In CHD, medical treatment consists mainly of diuretic therapy. In severe cases cardiac valve replacement improves functional capacity and survival.10, 11 Concerns regarding the high perioperative risk associated with valve surgery in patients with CHD and the risk of bioprosthetic valve degeneration (owing to redeposition of fibrotic plaques) may have restricted referrals for valve surgery. Modern antitumor therapies might protect the valves from degeneration. The perioperative mortality caused by cardiac surgery for treating CHD has reduced from over 20% in the 1980s to less than 10% in recent years.11
Valve surgery should ideally be carried out before major liver resection as this provides greater hemodynamic stability during a major surgical procedure. In this particular case, liver resection was carried out before valve surgery because of intractable pain, uncontrolled carcinoid syndrome and progressive cachexia. Prior valve surgery avoids the grossly elevated right-sided heart pressures, which result in catastrophic and uncontrollable bleeding from hepatic vein branches within the transected liver parenchyma unless an individualized surgical approach is adopted, as seen in the present case. The procedure of buttress suturing of the liver is well established and was originally described in 1897.12 This procedure has been used in the management of liver trauma.13 Potential complications of the technique are liver parenchymal necrosis from compression, which can lead to sepsis.14 Buttress suturing has largely become obsolete with modern surgical techniques for parenchymal transection replacing this approach.15 This case highlights the importance of having a wide experience of surgical techniques when dealing with complex liver resections in patients with carcinoid liver disease.
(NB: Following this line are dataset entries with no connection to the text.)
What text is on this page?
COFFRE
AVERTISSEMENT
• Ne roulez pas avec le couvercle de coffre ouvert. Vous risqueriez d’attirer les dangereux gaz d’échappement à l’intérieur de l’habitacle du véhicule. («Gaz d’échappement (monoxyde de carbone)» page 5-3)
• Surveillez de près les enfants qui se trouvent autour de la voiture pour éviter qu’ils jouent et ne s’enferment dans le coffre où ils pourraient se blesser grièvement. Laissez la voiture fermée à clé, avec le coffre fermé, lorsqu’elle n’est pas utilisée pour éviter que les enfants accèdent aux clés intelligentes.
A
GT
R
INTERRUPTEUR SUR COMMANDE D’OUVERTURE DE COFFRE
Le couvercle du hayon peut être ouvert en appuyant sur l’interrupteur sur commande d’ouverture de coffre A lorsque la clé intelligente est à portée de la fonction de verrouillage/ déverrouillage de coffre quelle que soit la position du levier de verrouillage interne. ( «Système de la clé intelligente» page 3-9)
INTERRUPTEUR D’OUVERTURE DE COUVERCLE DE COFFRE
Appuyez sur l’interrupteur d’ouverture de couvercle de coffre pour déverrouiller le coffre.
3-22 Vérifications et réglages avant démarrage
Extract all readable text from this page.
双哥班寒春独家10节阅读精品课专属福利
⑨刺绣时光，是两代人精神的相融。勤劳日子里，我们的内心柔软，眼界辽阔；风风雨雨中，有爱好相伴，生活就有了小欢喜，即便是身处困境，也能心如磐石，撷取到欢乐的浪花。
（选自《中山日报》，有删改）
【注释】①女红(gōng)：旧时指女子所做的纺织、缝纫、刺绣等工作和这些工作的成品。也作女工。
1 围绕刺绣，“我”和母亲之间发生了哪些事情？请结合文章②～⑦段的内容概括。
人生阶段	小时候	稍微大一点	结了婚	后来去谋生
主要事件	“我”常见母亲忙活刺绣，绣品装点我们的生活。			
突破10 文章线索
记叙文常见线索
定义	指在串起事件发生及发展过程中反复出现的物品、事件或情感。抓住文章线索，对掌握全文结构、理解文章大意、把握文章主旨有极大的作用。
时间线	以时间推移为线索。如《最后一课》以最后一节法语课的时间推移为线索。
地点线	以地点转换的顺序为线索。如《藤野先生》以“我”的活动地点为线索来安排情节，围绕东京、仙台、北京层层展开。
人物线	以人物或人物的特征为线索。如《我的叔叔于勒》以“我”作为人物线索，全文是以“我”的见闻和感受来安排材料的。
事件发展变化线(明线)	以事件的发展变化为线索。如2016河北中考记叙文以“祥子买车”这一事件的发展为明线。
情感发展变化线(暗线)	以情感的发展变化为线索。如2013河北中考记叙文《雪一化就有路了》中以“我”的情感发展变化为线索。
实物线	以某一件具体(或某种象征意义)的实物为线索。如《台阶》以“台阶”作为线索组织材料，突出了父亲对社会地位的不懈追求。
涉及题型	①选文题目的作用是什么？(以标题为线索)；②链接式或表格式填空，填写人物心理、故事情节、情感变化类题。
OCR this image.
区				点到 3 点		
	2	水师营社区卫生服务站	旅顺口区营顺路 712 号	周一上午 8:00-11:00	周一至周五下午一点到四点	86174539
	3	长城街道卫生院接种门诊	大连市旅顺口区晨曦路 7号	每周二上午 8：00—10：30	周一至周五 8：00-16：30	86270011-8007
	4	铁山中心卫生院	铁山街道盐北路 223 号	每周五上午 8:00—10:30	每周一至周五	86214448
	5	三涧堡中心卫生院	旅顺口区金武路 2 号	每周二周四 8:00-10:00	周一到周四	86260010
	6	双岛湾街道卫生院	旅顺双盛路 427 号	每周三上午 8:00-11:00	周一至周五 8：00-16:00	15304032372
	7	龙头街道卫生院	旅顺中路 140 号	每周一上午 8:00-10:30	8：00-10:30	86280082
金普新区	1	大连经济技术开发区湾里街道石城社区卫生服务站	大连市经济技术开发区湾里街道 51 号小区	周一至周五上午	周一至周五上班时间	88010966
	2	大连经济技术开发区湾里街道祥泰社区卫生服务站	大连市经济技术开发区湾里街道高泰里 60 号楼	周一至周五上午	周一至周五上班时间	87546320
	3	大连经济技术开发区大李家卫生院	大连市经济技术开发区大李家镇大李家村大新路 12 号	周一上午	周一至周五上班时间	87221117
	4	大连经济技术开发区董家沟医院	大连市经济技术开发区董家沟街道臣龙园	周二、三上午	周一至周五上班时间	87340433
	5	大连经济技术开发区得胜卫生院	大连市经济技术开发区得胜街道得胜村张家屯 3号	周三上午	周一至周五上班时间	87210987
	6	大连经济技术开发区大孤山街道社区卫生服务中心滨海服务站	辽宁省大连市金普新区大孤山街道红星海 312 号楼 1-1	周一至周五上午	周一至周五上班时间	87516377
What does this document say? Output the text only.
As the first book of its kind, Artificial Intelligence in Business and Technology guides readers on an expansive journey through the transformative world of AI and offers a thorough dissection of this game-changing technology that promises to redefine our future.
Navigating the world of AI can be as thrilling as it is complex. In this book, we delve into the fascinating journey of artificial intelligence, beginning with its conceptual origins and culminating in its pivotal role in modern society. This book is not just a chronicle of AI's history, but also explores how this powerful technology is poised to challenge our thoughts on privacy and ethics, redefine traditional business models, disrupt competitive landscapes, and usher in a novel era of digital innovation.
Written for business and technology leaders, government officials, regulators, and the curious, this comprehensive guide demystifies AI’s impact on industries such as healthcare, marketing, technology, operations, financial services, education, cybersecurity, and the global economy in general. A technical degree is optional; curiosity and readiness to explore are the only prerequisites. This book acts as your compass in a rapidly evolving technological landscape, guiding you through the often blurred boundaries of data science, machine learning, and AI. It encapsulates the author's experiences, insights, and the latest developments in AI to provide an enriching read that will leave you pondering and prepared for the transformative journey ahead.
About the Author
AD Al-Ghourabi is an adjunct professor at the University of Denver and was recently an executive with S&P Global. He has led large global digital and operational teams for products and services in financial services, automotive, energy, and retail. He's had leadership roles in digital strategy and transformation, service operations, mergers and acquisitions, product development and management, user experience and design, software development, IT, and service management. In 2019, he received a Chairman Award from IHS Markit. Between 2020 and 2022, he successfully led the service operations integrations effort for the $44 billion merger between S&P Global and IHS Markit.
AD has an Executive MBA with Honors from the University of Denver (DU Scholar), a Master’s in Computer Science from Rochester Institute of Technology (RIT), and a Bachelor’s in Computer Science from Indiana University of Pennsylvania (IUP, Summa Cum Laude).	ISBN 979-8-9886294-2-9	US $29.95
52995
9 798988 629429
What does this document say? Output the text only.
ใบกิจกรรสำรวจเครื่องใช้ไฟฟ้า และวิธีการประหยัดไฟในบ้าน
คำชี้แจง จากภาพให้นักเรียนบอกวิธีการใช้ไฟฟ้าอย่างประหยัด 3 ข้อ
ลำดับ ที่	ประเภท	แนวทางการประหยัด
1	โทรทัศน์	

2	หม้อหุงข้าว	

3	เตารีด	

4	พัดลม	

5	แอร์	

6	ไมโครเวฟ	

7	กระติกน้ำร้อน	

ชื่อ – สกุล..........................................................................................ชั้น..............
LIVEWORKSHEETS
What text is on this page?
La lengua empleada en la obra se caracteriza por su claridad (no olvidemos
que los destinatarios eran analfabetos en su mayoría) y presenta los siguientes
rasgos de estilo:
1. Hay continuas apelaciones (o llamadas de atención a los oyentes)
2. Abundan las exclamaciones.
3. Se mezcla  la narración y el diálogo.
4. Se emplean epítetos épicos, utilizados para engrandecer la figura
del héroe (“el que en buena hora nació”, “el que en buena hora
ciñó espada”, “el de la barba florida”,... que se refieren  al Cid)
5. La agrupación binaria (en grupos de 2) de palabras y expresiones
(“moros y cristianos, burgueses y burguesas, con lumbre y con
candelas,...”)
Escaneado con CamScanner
The principle of intraoperative surgical devascularization can supplement modern surgical techniques in the management of vascular tumors at other sites.
Conclusions
This case illustrates how the management of each patient with metastatic carcinoid tumor is unique, requiring a stepwise approach using a variety of modalities, within the setting of a multidisciplinary team, to provide timely, coordinated and effective patient-focused care.